In terms of assessment Ecorys could have used a story from the founder of Janison (the listed Australian assessment company) showing that the AI tools most effective in edtech are almost exclusively based on integrations of two specific AI tools – BERT from Facebook and XLM-R from Google. (I’d add a third, the AI/machine learning tools from Amazon Web Services.) However, for any AI-derived edtech you need access to a large amount of high-quality data, something most UK edtech companies claiming to use AI, simply don’t have
- Why didn’t the report include more digitally-advanced edtech countries? Comparing Denmark (popn. 5.8m) with China (1.4bn), France (65m) and the USA (332m) is unhelpful as they have very different education structures (China and France are centralist vs the USA’s devolved state control). It’s missing more relevant digitally-mature countries, like Australia, New Zealand, Canada, Singapore and the Philippines
- Why is there a lack of basic educational knowledge? On p27 the report states that AI, ‘which employs machine learning, can detect patterns in written work, speech, and other actions, which then can be individually adapted to students’ learning styles and needs’. This cites an NMC Horizon report, but shows the Ecory’s staff lack of pedagogical knowledge as there is 40+ years of educational research that clearly shows the concept of learning styles is an edu myth. (If you don’t believe me, ask Tom Bennett, founder of researchEd). The report focuses on concepts like Social Robots but misses far more evidence-backed pedagogical concepts like Spaced Repetition, something that underpins one of the most interesting UK edtech startups Carousel Learning
- Why the lack of transparency? None of the ‘13 subject experts, representing UK and international leaders in EdTech policy, academia, and industry’ are identified, arguably a breach of the Nolan Principles and the DfE’s own statutory requirements. Experts often have an agenda which may be linked to their employer or other ties to tech/edtech providers, etc. All this should be declared upfront.

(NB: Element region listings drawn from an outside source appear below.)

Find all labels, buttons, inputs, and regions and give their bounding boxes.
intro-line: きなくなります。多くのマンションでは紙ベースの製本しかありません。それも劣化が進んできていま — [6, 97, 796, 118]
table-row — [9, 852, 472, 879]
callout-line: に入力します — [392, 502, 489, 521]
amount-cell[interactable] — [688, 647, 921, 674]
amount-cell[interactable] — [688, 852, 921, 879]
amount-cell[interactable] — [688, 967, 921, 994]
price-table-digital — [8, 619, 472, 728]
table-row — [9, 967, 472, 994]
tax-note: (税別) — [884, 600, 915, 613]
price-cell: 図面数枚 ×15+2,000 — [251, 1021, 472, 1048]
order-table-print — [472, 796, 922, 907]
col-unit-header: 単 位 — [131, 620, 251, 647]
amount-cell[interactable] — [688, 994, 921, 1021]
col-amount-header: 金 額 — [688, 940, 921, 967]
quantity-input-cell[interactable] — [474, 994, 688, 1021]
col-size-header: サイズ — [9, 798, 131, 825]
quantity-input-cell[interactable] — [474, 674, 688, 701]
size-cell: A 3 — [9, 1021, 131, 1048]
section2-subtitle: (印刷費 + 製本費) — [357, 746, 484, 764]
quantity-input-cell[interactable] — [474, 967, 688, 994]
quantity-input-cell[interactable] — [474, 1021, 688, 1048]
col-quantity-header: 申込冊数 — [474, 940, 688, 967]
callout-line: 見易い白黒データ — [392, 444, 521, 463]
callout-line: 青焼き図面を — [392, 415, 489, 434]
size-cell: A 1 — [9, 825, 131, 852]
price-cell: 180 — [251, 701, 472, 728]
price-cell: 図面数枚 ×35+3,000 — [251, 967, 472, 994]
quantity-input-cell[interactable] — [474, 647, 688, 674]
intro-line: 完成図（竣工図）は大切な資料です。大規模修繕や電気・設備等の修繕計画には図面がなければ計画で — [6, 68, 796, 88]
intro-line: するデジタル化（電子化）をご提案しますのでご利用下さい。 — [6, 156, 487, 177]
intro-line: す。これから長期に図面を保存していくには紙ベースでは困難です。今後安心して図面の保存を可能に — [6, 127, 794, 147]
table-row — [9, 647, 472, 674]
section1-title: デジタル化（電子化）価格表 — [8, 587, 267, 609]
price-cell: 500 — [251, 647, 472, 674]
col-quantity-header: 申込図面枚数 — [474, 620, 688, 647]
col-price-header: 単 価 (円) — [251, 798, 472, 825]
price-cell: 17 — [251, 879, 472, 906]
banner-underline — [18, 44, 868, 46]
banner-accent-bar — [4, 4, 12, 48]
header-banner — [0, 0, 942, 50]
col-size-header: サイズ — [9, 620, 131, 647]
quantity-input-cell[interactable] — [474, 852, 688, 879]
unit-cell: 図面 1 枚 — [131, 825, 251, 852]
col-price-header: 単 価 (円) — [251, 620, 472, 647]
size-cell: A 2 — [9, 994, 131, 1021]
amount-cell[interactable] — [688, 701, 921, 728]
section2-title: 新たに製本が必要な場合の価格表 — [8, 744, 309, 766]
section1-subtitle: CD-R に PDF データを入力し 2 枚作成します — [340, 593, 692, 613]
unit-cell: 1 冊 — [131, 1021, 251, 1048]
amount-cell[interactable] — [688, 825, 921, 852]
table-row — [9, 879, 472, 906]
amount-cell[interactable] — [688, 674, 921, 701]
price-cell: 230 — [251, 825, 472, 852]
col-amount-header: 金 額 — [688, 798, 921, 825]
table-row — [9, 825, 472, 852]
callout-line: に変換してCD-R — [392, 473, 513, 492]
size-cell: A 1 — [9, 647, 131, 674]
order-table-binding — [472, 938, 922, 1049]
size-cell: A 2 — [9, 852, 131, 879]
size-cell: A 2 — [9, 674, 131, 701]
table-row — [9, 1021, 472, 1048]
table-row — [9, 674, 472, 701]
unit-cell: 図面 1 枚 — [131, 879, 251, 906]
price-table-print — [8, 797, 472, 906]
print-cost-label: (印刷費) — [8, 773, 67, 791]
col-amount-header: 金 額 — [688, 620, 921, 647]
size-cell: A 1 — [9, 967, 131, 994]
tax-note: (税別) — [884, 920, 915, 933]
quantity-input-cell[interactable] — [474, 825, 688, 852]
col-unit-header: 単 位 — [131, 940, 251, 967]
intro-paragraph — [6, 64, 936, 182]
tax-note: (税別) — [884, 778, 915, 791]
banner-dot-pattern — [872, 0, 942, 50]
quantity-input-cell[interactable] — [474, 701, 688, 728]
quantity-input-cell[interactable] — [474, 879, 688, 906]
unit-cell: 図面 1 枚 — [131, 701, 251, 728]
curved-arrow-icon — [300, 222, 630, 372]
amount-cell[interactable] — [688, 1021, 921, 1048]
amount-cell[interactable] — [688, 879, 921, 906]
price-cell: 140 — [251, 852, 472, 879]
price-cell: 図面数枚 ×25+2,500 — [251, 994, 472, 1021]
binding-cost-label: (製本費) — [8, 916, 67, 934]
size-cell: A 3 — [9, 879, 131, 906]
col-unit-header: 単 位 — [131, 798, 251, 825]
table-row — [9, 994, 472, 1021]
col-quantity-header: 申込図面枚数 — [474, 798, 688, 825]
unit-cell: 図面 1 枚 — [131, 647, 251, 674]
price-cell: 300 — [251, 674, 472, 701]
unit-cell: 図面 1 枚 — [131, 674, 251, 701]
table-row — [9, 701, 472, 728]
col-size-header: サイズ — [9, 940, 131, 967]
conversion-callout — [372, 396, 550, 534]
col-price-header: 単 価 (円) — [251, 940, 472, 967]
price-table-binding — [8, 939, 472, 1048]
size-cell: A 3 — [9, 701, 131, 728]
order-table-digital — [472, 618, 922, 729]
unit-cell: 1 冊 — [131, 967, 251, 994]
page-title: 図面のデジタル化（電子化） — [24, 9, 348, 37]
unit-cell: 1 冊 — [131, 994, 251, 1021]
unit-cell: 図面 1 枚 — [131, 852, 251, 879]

- Why the lack of balance on the expert panel? In looking for digitally-mature edtech nations, Ecorys recruited twice as many experts from China (a substantially smaller and completely differently regulated edtech market) than the USA (arguably the most regulated), missed the entire APAC and LATAM regions and didn’t disclose which sub-sectors the experts had actual experience in
- How were the workshops run? Again there should be full disclosure of the ‘67 respondents’
I could go on but let’s make the point – this report is a waste of time and money.
Footnote
The most recently published DfE ‘advice’ about choosing an MIS is another example of poor research by the DfE. I spoke to one major MIS provider on the list who commented that they had no contact from the DfE who had simply copied some of the data from their website.